Will was just one option out of many, and he knows this. I always make my men aware of my intentions before I start messing around with them. This all started about 3 years ago, when I got my heart broken by my ex, Shamon. We were exclusive, you know?

We were high school sweethearts and we had plans on staying together and possibly getting married in the long run. We did end up going to the same college and we were pretty strong freshman year. Then, that summer, I found out that he cheated on me and got some girl knocked up. The whole situation was fucked up.

It was the worst pain I ever went through. I missed that one on one intimate relationship that I had with him. But now?

Honey, all I need is the dick. I don't have time for the extra shit.

"Mrs. Hart, baby?" Mrs Tahn snapped me out of my thoughts about Shamon. Mrs. Tahn is the principal here and she's also my boss. This woman has known me for a very long time. She was the guidance counselor here at Hillman when I was going to school. I was in her office quite often back then. She damn near knows me better than my own mama.

I put a fake smile on my face and greeted her with a hug. "I'm sorry to interrupt, I just saw you dozing off again. Is everything okay?" She was truly concerned about me. I did this pretty often.

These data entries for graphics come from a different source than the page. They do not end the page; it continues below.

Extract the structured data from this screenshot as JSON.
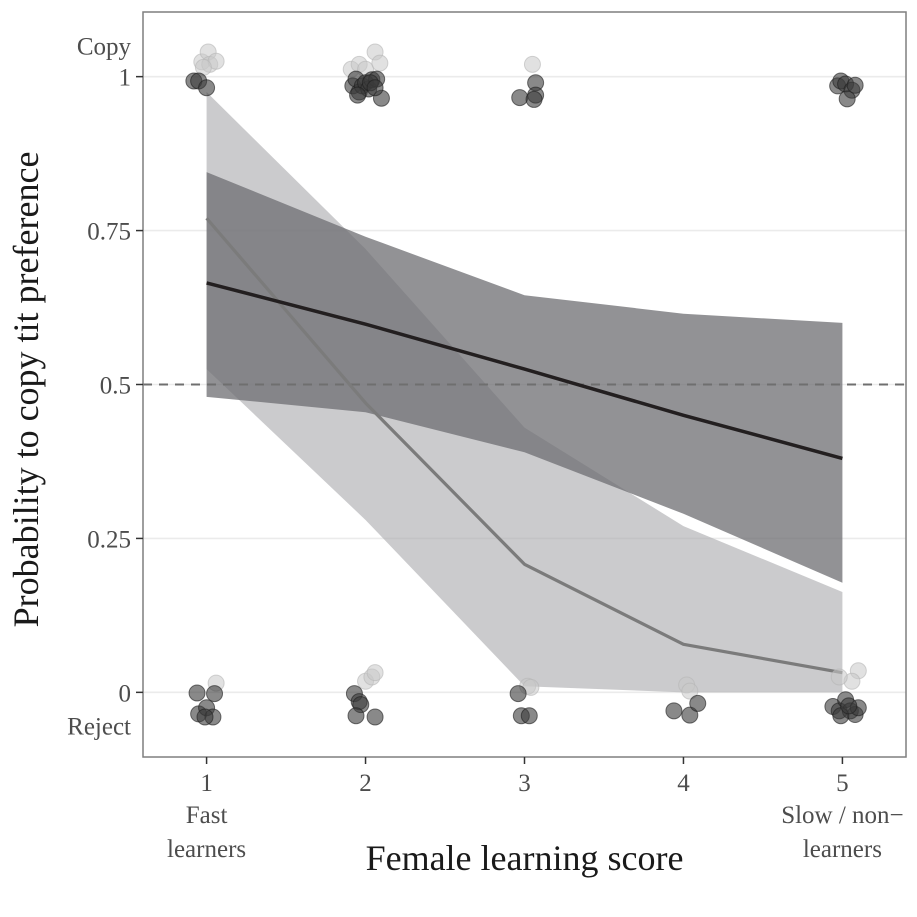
{
  "chart_data": {
    "type": "line",
    "title": "",
    "xlabel": "Female learning score",
    "ylabel": "Probability to copy tit preference",
    "xlim": [
      0.6,
      5.4
    ],
    "ylim": [
      -0.105,
      1.105
    ],
    "x_ticks": [
      1,
      2,
      3,
      4,
      5
    ],
    "x_tick_labels": [
      "1",
      "2",
      "3",
      "4",
      "5"
    ],
    "y_ticks": [
      0,
      0.25,
      0.5,
      0.75,
      1
    ],
    "y_tick_labels": [
      "0",
      "0.25",
      "0.5",
      "0.75",
      "1"
    ],
    "x_annotations": [
      {
        "x": 1,
        "text": [
          "Fast",
          "learners"
        ]
      },
      {
        "x": 5,
        "text": [
          "Slow / non−",
          "learners"
        ]
      }
    ],
    "y_annotations": [
      {
        "y": 1,
        "text": "Copy",
        "position": "above"
      },
      {
        "y": 0,
        "text": "Reject",
        "position": "below"
      }
    ],
    "reference_line": {
      "y": 0.5,
      "style": "dashed"
    },
    "grid": true,
    "series": [
      {
        "x": [
          1,
          2,
          3,
          4,
          5
        ],
        "y": [
          0.665,
          0.598,
          0.525,
          0.45,
          0.38
        ],
        "ci_lower": [
          0.48,
          0.455,
          0.39,
          0.29,
          0.178
        ],
        "ci_upper": [
          0.845,
          0.74,
          0.645,
          0.615,
          0.6
        ],
        "line_color": "#231f20",
        "band_color": "#6e6e72",
        "band_opacity": 0.75
      },
      {
        "x": [
          1,
          2,
          3,
          4,
          5
        ],
        "y": [
          0.77,
          0.47,
          0.208,
          0.078,
          0.032
        ],
        "ci_lower": [
          0.525,
          0.28,
          0.01,
          0.0,
          0.0
        ],
        "ci_upper": [
          0.975,
          0.72,
          0.43,
          0.27,
          0.163
        ],
        "line_color": "#7b7b7b",
        "band_color": "#a8a9ac",
        "band_opacity": 0.6
      }
    ],
    "points_dark": [
      {
        "x": 0.92,
        "y": 0.993
      },
      {
        "x": 0.95,
        "y": 0.993
      },
      {
        "x": 1.0,
        "y": 0.982
      },
      {
        "x": 0.94,
        "y": -0.001
      },
      {
        "x": 1.05,
        "y": -0.002
      },
      {
        "x": 0.95,
        "y": -0.035
      },
      {
        "x": 1.0,
        "y": -0.025
      },
      {
        "x": 1.04,
        "y": -0.04
      },
      {
        "x": 0.99,
        "y": -0.04
      },
      {
        "x": 1.92,
        "y": 0.985
      },
      {
        "x": 1.94,
        "y": 0.996
      },
      {
        "x": 1.96,
        "y": 0.975
      },
      {
        "x": 1.98,
        "y": 0.985
      },
      {
        "x": 2.0,
        "y": 0.99
      },
      {
        "x": 2.02,
        "y": 0.98
      },
      {
        "x": 2.04,
        "y": 0.995
      },
      {
        "x": 2.07,
        "y": 0.996
      },
      {
        "x": 2.1,
        "y": 0.965
      },
      {
        "x": 2.03,
        "y": 0.99
      },
      {
        "x": 1.95,
        "y": 0.97
      },
      {
        "x": 2.06,
        "y": 0.982
      },
      {
        "x": 1.93,
        "y": -0.002
      },
      {
        "x": 1.96,
        "y": -0.015
      },
      {
        "x": 1.97,
        "y": -0.02
      },
      {
        "x": 1.94,
        "y": -0.038
      },
      {
        "x": 2.06,
        "y": -0.04
      },
      {
        "x": 2.97,
        "y": 0.966
      },
      {
        "x": 3.07,
        "y": 0.99
      },
      {
        "x": 3.07,
        "y": 0.97
      },
      {
        "x": 3.06,
        "y": 0.963
      },
      {
        "x": 2.96,
        "y": -0.002
      },
      {
        "x": 2.98,
        "y": -0.038
      },
      {
        "x": 3.03,
        "y": -0.038
      },
      {
        "x": 3.94,
        "y": -0.03
      },
      {
        "x": 4.04,
        "y": -0.037
      },
      {
        "x": 4.09,
        "y": -0.018
      },
      {
        "x": 4.97,
        "y": 0.985
      },
      {
        "x": 4.99,
        "y": 0.993
      },
      {
        "x": 5.02,
        "y": 0.988
      },
      {
        "x": 5.06,
        "y": 0.978
      },
      {
        "x": 5.03,
        "y": 0.964
      },
      {
        "x": 5.08,
        "y": 0.986
      },
      {
        "x": 4.94,
        "y": -0.023
      },
      {
        "x": 4.98,
        "y": -0.03
      },
      {
        "x": 5.02,
        "y": -0.012
      },
      {
        "x": 5.05,
        "y": -0.03
      },
      {
        "x": 5.08,
        "y": -0.036
      },
      {
        "x": 5.1,
        "y": -0.025
      },
      {
        "x": 4.99,
        "y": -0.038
      },
      {
        "x": 5.04,
        "y": -0.022
      }
    ],
    "points_light": [
      {
        "x": 0.97,
        "y": 1.024
      },
      {
        "x": 1.01,
        "y": 1.04
      },
      {
        "x": 1.02,
        "y": 1.02
      },
      {
        "x": 1.06,
        "y": 1.025
      },
      {
        "x": 0.98,
        "y": 1.015
      },
      {
        "x": 1.06,
        "y": 0.015
      },
      {
        "x": 1.91,
        "y": 1.012
      },
      {
        "x": 1.96,
        "y": 1.02
      },
      {
        "x": 2.0,
        "y": 1.012
      },
      {
        "x": 2.06,
        "y": 1.04
      },
      {
        "x": 2.09,
        "y": 1.022
      },
      {
        "x": 2.0,
        "y": 0.018
      },
      {
        "x": 2.04,
        "y": 0.025
      },
      {
        "x": 2.06,
        "y": 0.032
      },
      {
        "x": 3.05,
        "y": 1.02
      },
      {
        "x": 3.02,
        "y": 0.01
      },
      {
        "x": 3.04,
        "y": 0.008
      },
      {
        "x": 4.02,
        "y": 0.012
      },
      {
        "x": 4.04,
        "y": 0.002
      },
      {
        "x": 5.1,
        "y": 0.035
      },
      {
        "x": 5.06,
        "y": 0.018
      },
      {
        "x": 4.98,
        "y": 0.025
      }
    ]
  }
}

"Always peachy Mrs. Tahn."

I went back to focusing my attention on this computer screen. It's really crazy, just realizing that I'm actually only twenty one and I have a pretty decent job. At times, I can be pretty hard on myself but overall.. I would call myself pretty successful. I got my associates degree in special education last summer.

I took this secretary job at my old elementary school until they find a position for me in the special education department here. The department really sucks, like these kids barley have any guidance here. That's why it seems like im settling for this job. I mean, short term, I am.. but long term, I know that I'm capable of making some type of difference here at Hillman.